Cette dernière clause a fini de mettre le feu aux poudres. Une vague de protestations a déferlé sur internet, et en particulier les microblogs, accusant les autorités de dépenser trop peu sur l’éducation publique et de négliger la sécurité des citoyens ordinaires.

 

 

Statistiques faisant apparaître (en bleu pâle) les dépenses scolaires dans l’ensemble des dépenses publiques

 

 

mais non isolé

 

Mais ce n’est pas un cas isolé. Et ce qui choque particulièrement dans des cas de ce genre, c’est l’indifférence des responsables envers le sort de leurs concitoyens, l’absence de réglementation et de contrôles, la négligence et l’indifférence générale une fois ces affaires dûment étouffées.

 

Quant à la rapacité également décriée d’un système scolaire privé pour lequel compterait seul le profit généré, elle est ici à relativiser.

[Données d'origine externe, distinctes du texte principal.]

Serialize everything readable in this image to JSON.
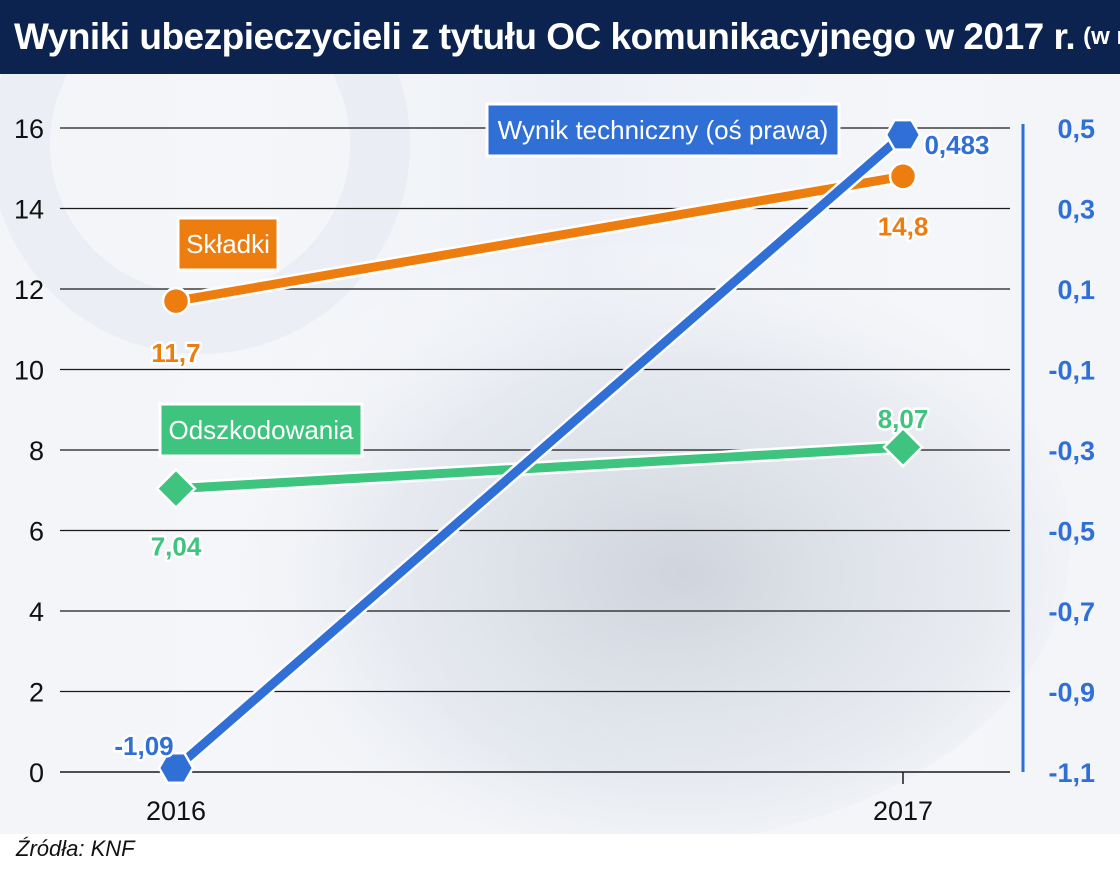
{
  "header": {
    "title": "Wyniki ubezpieczycieli z tytułu OC komunikacyjnego w 2017 r.",
    "unit": "(w mld zł)"
  },
  "source": "Źródła: KNF",
  "chart_data": {
    "type": "line",
    "title": "Wyniki ubezpieczycieli z tytułu OC komunikacyjnego w 2017 r.",
    "subtitle": "(w mld zł)",
    "categories": [
      "2016",
      "2017"
    ],
    "left_axis": {
      "ylim": [
        0,
        16
      ],
      "ticks": [
        "0",
        "2",
        "4",
        "6",
        "8",
        "10",
        "12",
        "14",
        "16"
      ]
    },
    "right_axis": {
      "ylim": [
        -1.1,
        0.5
      ],
      "ticks": [
        "-1,1",
        "-0,9",
        "-0,7",
        "-0,5",
        "-0,3",
        "-0,1",
        "0,1",
        "0,3",
        "0,5"
      ]
    },
    "grid": true,
    "series": [
      {
        "name": "Składki",
        "axis": "left",
        "values": [
          11.7,
          14.8
        ],
        "labels": [
          "11,7",
          "14,8"
        ],
        "color": "#ee7d10",
        "marker": "circle"
      },
      {
        "name": "Odszkodowania",
        "axis": "left",
        "values": [
          7.04,
          8.07
        ],
        "labels": [
          "7,04",
          "8,07"
        ],
        "color": "#3ec47f",
        "marker": "diamond"
      },
      {
        "name": "Wynik techniczny (oś prawa)",
        "axis": "right",
        "values": [
          -1.09,
          0.483
        ],
        "labels": [
          "-1,09",
          "0,483"
        ],
        "color": "#2f6fd6",
        "marker": "hexagon"
      }
    ]
  },
  "colors": {
    "header_bg": "#0c2350",
    "left_axis_text": "#111111",
    "right_axis_text": "#2f6fd6",
    "grid": "#1a1a1a"
  }
}
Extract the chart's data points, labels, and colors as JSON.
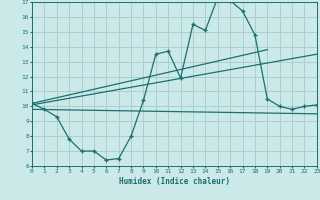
{
  "xlabel": "Humidex (Indice chaleur)",
  "background_color": "#cce9e9",
  "grid_color": "#aacece",
  "line_color": "#1a7070",
  "xlim": [
    0,
    23
  ],
  "ylim": [
    6,
    17
  ],
  "xticks": [
    0,
    1,
    2,
    3,
    4,
    5,
    6,
    7,
    8,
    9,
    10,
    11,
    12,
    13,
    14,
    15,
    16,
    17,
    18,
    19,
    20,
    21,
    22,
    23
  ],
  "yticks": [
    6,
    7,
    8,
    9,
    10,
    11,
    12,
    13,
    14,
    15,
    16,
    17
  ],
  "line1_x": [
    0,
    1,
    2,
    3,
    4,
    5,
    6,
    7,
    8,
    9,
    10,
    11,
    12,
    13,
    14,
    15,
    16,
    17,
    18,
    19,
    20,
    21,
    22,
    23
  ],
  "line1_y": [
    10.2,
    9.8,
    9.3,
    7.8,
    7.0,
    7.0,
    6.4,
    6.5,
    8.0,
    10.4,
    13.5,
    13.7,
    11.9,
    15.5,
    15.1,
    17.3,
    17.1,
    16.4,
    14.8,
    10.5,
    10.0,
    9.8,
    10.0,
    10.1
  ],
  "line2_x": [
    0,
    19
  ],
  "line2_y": [
    10.2,
    13.8
  ],
  "line3_x": [
    0,
    23
  ],
  "line3_y": [
    10.1,
    13.5
  ],
  "line4_x": [
    0,
    23
  ],
  "line4_y": [
    9.8,
    9.5
  ]
}
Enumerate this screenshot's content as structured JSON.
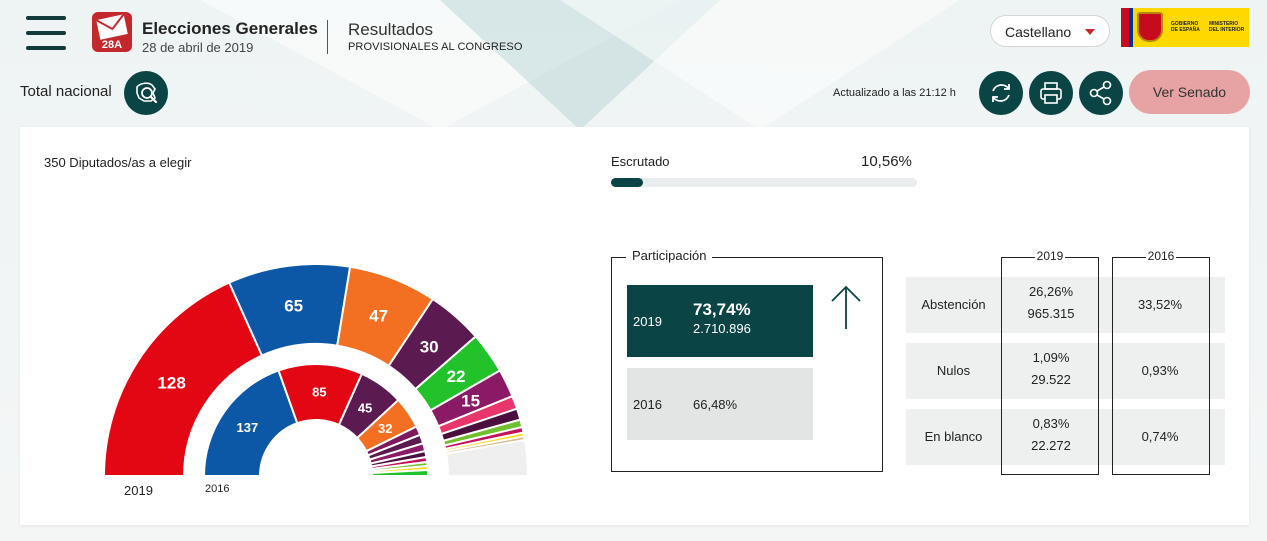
{
  "header": {
    "logo_badge": "28A",
    "title": "Elecciones Generales",
    "date": "28 de abril de 2019",
    "results_title": "Resultados",
    "results_subtitle": "PROVISIONALES AL CONGRESO",
    "language": "Castellano",
    "gov_logo_left": "GOBIERNO DE ESPAÑA",
    "gov_logo_right": "MINISTERIO DEL INTERIOR"
  },
  "toolbar": {
    "scope": "Total nacional",
    "updated": "Actualizado a las 21:12 h",
    "senate_button": "Ver Senado"
  },
  "seats": {
    "label": "350 Diputados/as a elegir",
    "outer_year": "2019",
    "inner_year": "2016",
    "outer": [
      {
        "value": 128,
        "label": "128",
        "color": "#e30613"
      },
      {
        "value": 65,
        "label": "65",
        "color": "#0d58a6"
      },
      {
        "value": 47,
        "label": "47",
        "color": "#f36f21"
      },
      {
        "value": 30,
        "label": "30",
        "color": "#5b1a50"
      },
      {
        "value": 22,
        "label": "22",
        "color": "#21c22a"
      },
      {
        "value": 15,
        "label": "15",
        "color": "#8a1a66"
      },
      {
        "value": 7,
        "label": "",
        "color": "#e8356c"
      },
      {
        "value": 6,
        "label": "",
        "color": "#4b0f3e"
      },
      {
        "value": 4,
        "label": "",
        "color": "#6fbf2e"
      },
      {
        "value": 3,
        "label": "",
        "color": "#c2125a"
      },
      {
        "value": 2,
        "label": "",
        "color": "#ffda1a"
      },
      {
        "value": 2,
        "label": "",
        "color": "#d9b88a"
      },
      {
        "value": 19,
        "label": "",
        "color": "#efefef"
      }
    ],
    "inner": [
      {
        "value": 137,
        "label": "137",
        "color": "#0d58a6"
      },
      {
        "value": 85,
        "label": "85",
        "color": "#e30613"
      },
      {
        "value": 45,
        "label": "45",
        "color": "#5b1a50"
      },
      {
        "value": 32,
        "label": "32",
        "color": "#f36f21"
      },
      {
        "value": 9,
        "label": "",
        "color": "#7d1b5e"
      },
      {
        "value": 9,
        "label": "",
        "color": "#5b1a50"
      },
      {
        "value": 8,
        "label": "",
        "color": "#8a1a66"
      },
      {
        "value": 6,
        "label": "",
        "color": "#4b0f3e"
      },
      {
        "value": 5,
        "label": "",
        "color": "#c2125a"
      },
      {
        "value": 4,
        "label": "",
        "color": "#6fbf2e"
      },
      {
        "value": 4,
        "label": "",
        "color": "#ffda1a"
      },
      {
        "value": 6,
        "label": "",
        "color": "#21c22a"
      }
    ]
  },
  "scrutiny": {
    "label": "Escrutado",
    "value": "10,56%",
    "fraction": 0.1056
  },
  "participation": {
    "title": "Participación",
    "y2019": {
      "year": "2019",
      "pct": "73,74%",
      "votes": "2.710.896"
    },
    "y2016": {
      "year": "2016",
      "pct": "66,48%"
    }
  },
  "stats": {
    "col2019": "2019",
    "col2016": "2016",
    "rows": [
      {
        "label": "Abstención",
        "pct2019": "26,26%",
        "num2019": "965.315",
        "pct2016": "33,52%"
      },
      {
        "label": "Nulos",
        "pct2019": "1,09%",
        "num2019": "29.522",
        "pct2016": "0,93%"
      },
      {
        "label": "En blanco",
        "pct2019": "0,83%",
        "num2019": "22.272",
        "pct2016": "0,74%"
      }
    ]
  }
}
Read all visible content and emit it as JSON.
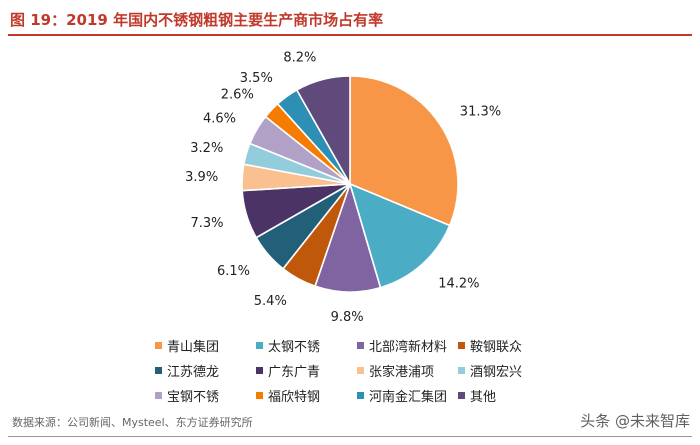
{
  "title": "图 19：2019 年国内不锈钢粗钢主要生产商市场占有率",
  "source": "数据来源：公司新闻、Mysteel、东方证券研究所",
  "watermark": "头条 @未来智库",
  "chart_data": {
    "type": "pie",
    "start": "12 o'clock",
    "direction": "clockwise",
    "legend_position": "bottom",
    "slices": [
      {
        "name": "青山集团",
        "value": 31.3,
        "label": "31.3%",
        "color": "#F79646"
      },
      {
        "name": "太钢不锈",
        "value": 14.2,
        "label": "14.2%",
        "color": "#4BACC6"
      },
      {
        "name": "北部湾新材料",
        "value": 9.8,
        "label": "9.8%",
        "color": "#8064A2"
      },
      {
        "name": "鞍钢联众",
        "value": 5.4,
        "label": "5.4%",
        "color": "#C0580C"
      },
      {
        "name": "江苏德龙",
        "value": 6.1,
        "label": "6.1%",
        "color": "#22607A"
      },
      {
        "name": "广东广青",
        "value": 7.3,
        "label": "7.3%",
        "color": "#4B3366"
      },
      {
        "name": "张家港浦项",
        "value": 3.9,
        "label": "3.9%",
        "color": "#FAC090"
      },
      {
        "name": "酒钢宏兴",
        "value": 3.2,
        "label": "3.2%",
        "color": "#93CDDD"
      },
      {
        "name": "宝钢不锈",
        "value": 4.6,
        "label": "4.6%",
        "color": "#B2A1C7"
      },
      {
        "name": "福欣特钢",
        "value": 2.6,
        "label": "2.6%",
        "color": "#F57C00"
      },
      {
        "name": "河南金汇集团",
        "value": 3.5,
        "label": "3.5%",
        "color": "#2E8FB5"
      },
      {
        "name": "其他",
        "value": 8.2,
        "label": "8.2%",
        "color": "#604A7B"
      }
    ]
  }
}
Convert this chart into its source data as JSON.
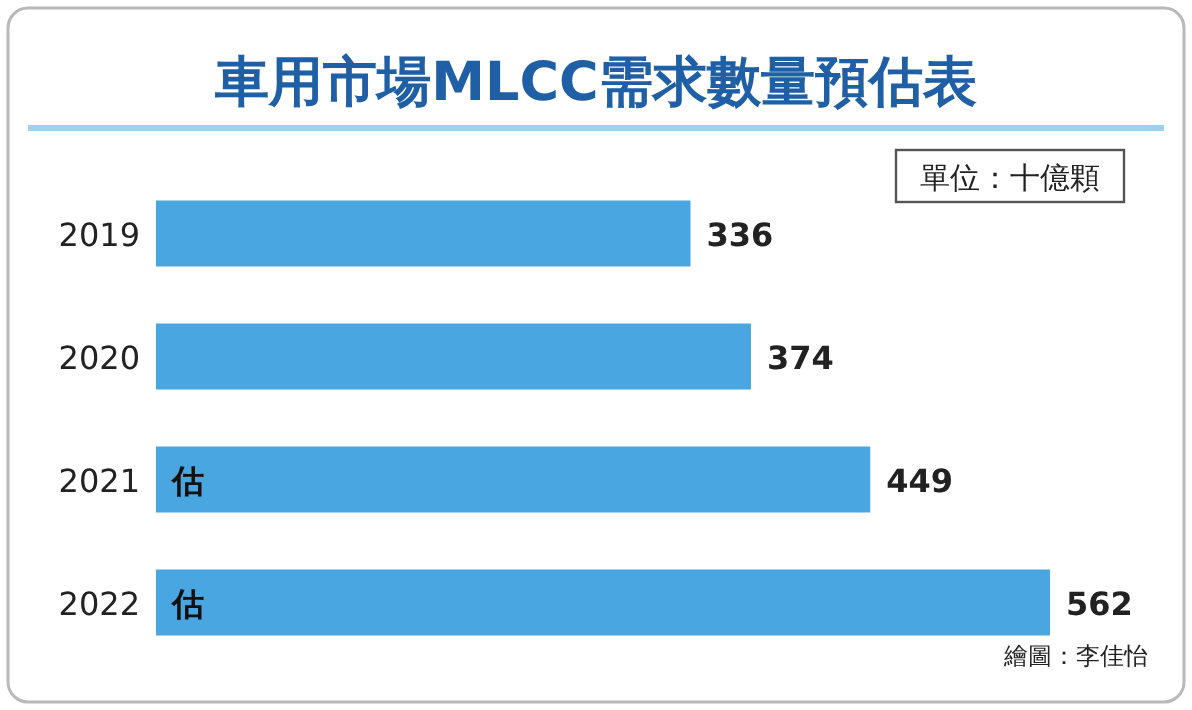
{
  "chart_data": {
    "type": "bar",
    "orientation": "horizontal",
    "title": "車用市場MLCC需求數量預估表",
    "categories": [
      "2019",
      "2020",
      "2021",
      "2022"
    ],
    "values": [
      336,
      374,
      449,
      562
    ],
    "color": "#4aa6e0",
    "data_labels": true,
    "annotations": [
      "單位：十億顆",
      "估",
      "估",
      "繪圖：李佳怡"
    ]
  }
}
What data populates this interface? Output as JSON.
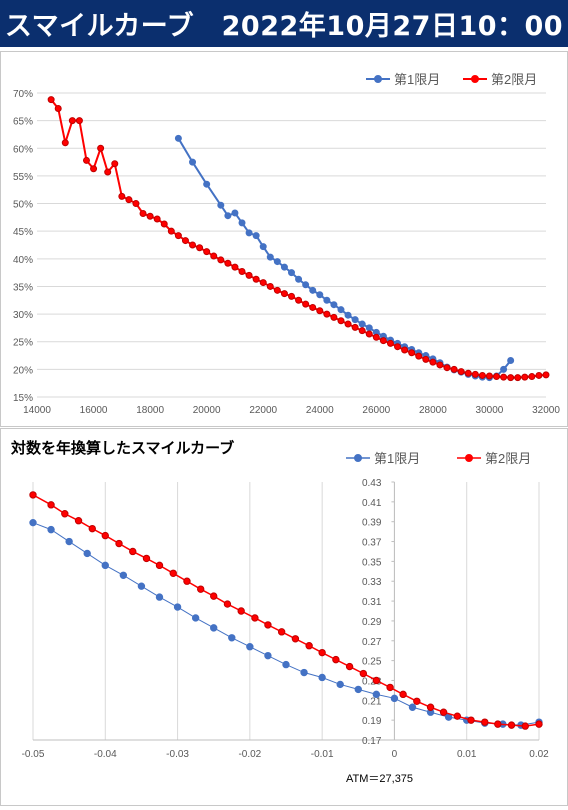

Le directeur du jardin d’enfants incriminé, Li Jungang (李军纲), quarante deux ans, vient d’une famille de quatre enfants ; c’est pour aider à payer les études de ses frères qu’il a arrêté les siennes et commencé à travailler.

 

Après avoir trimé plusieurs années, ayant ses propres enfants à élever, il est revenu au village en 2004 pour fonder ce jardin d’enfants, sur ces propres deniers, dans des conditions difficiles, sans aide publique. Et c’est parce que certains villages d’où venaient les enfants étaient à une trentaine de kilomètres qu’il a acheté ce minibus et l’a fait réaménager. Mais, en fait de profit, il a surtout accumulé des dettes…

 

Pendant ce temps, les autorités locales faisaient des dépenses somptuaires en locaux administratifs et voitures de fonction, comme l’a habilement souligné, sans insister, un article du journal « 21st Century Business Report » intitulé « Voitures publiques et voitures scolaires » ("公车""校车") : il donne sans commentaire un double tableau indiquant à gauche les accidents scolaires et le nombre de morts, et à droite les dépenses des autorités locales en voitures de fonction (校车、公车你知道多少?) (1).

 

Karamay tous les jours

 

Ces conclusions étaient justement celles qui ressortaient du documentaire de Xu Xin (徐辛) commencé fin 2007 et sorti en 2010  sur un accident comparable mais d’une toute autre ampleur, une véritable catastrophe qui, par sa gravité même, en constitue une sorte de matrice tragique : l’incendie de la salle des fêtes de Karamay, au Xinjiang, le 8 décembre 1994, qui coûta la vie à près de trois cents enfants.

 

Le documentaire s’appelle tout simplement « Karamay » (《克拉玛依》) et il est remarquable : les causes du drame sont analysées, en grande partie grâce aux témoignages recueillis qui apportent également des réflexions personnelles sur le sujet. Il a fait le tour des festivals  dans le monde, mais, interdit en Chine, il ne peut susciter la prise de conscience générale qui est sa raison d’être. Tant que le sujet est mis

 

Karamay

sous le boisseau, on verra régulièrement se reproduire ce genre d’accident qui touche particulièrement les enfants.